This project evaluates whether individual driver performance meaningfully impacts revenue and operational outcomes, or whether performance is driven primarily by system-level factors. The objective is to inform where operational focus and analytical effort should be directed.
Operations teams often evaluate performance at the individual driver level under the assumption that driver behavior materially affects revenue and efficiency. This analysis tests that assumption by examining the relationship between driver-level KPIs and revenue outcomes.

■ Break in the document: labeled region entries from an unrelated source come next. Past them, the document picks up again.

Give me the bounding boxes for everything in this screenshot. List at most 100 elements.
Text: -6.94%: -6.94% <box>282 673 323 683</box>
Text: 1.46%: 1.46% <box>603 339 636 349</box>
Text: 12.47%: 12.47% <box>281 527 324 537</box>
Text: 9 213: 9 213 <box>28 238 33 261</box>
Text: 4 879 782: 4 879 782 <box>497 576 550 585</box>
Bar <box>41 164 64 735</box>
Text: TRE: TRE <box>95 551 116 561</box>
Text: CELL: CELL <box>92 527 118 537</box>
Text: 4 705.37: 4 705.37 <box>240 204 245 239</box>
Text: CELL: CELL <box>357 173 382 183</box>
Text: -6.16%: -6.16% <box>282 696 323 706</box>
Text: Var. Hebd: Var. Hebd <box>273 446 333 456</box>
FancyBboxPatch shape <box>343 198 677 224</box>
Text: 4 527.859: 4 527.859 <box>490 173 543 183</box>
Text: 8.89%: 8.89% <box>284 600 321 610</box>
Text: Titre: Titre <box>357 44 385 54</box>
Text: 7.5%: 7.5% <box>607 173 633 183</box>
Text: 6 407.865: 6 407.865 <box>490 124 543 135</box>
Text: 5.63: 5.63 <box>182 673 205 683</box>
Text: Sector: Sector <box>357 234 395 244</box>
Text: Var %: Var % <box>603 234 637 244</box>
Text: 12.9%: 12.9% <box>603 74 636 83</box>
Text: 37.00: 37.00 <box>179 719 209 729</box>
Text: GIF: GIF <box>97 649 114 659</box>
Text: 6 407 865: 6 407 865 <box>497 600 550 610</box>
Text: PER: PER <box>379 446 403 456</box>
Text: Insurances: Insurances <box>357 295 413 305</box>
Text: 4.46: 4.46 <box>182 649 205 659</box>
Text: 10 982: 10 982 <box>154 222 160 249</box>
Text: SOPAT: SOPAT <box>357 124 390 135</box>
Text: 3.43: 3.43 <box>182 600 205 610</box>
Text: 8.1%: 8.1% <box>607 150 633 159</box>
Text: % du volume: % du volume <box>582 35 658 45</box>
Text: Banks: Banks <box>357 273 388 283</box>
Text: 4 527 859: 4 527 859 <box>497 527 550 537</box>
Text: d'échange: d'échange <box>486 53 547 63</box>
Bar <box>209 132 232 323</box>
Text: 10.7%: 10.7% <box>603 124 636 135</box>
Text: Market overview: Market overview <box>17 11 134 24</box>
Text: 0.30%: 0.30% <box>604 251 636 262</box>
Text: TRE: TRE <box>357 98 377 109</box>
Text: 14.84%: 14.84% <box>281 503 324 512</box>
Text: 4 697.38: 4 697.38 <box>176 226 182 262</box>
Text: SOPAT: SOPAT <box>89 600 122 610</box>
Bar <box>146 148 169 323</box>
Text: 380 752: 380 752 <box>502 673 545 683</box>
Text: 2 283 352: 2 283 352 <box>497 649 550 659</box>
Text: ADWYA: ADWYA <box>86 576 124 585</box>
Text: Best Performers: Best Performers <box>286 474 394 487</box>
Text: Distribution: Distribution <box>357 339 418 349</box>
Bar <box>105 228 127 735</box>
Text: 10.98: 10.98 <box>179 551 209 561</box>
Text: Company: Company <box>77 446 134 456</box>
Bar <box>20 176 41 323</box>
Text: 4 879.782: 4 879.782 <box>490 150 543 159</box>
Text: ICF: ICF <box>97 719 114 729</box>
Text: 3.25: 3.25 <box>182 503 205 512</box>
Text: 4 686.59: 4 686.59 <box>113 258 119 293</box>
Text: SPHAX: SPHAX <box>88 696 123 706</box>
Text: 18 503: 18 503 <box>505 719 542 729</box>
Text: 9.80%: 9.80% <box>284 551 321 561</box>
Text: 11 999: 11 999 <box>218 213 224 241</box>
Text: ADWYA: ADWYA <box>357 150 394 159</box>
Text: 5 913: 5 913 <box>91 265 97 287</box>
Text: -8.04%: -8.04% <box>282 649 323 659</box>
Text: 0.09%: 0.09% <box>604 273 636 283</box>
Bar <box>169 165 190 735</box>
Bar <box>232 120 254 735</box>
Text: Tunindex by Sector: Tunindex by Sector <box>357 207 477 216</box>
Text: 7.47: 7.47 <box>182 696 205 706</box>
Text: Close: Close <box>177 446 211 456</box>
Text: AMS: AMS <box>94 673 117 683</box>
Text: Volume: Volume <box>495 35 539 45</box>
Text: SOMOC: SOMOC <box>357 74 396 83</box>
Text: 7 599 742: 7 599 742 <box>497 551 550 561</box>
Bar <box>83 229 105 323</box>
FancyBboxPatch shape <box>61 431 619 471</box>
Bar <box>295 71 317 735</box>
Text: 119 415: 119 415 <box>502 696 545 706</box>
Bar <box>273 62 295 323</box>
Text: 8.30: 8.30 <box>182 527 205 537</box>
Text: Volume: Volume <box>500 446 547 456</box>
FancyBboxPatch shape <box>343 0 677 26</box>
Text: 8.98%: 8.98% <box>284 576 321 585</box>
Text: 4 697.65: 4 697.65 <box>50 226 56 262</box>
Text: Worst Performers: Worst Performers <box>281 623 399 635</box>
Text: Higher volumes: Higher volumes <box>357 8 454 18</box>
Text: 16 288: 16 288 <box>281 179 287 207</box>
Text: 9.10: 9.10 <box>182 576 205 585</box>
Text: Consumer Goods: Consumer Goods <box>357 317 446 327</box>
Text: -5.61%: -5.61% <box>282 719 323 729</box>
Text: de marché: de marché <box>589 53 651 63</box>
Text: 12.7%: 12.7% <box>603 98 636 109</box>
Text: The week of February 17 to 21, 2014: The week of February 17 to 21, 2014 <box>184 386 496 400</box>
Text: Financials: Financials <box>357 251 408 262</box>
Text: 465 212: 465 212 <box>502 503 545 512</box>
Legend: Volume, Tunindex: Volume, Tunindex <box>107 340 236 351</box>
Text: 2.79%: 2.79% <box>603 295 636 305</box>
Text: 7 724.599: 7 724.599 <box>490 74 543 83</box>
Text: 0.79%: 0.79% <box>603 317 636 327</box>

- Driver-level performance metrics showed minimal variation across individuals
- Individual driver KPIs exhibited limited explanatory power with respect to revenue outcomes
- Results indicate that system-level operational factors, rather than individual driver performance, are more likely to drive revenue and efficiency
- Individual driver performance is unlikely to be a high-impact management lever
- Operational improvement efforts would likely yield greater returns by focusing on routing, load characteristics, demand patterns, or pricing
- The analysis helps prevent misallocation of management attention and analytics resources toward low-impact drivers
- Defined the analytical question based on common operational assumptions around driver performance
- Designed a relational data model and created SQL views to standardize KPI definitions, using CTEs for ad-hoc analysis and validation
- Visualized performance distributions, comparisons, and trends using Power BI
- SQL scripts for data modeling, KPI calculation, and validation
- Reusable SQL views supporting consistent performance definitions
- Interactive Power BI dashboards for fleet-level monitoring and trend analysis
Future iterations of this project will incorporate route-level, load-level, and time-based demand data to evaluate system-level drivers of operational performance identified by this analysis.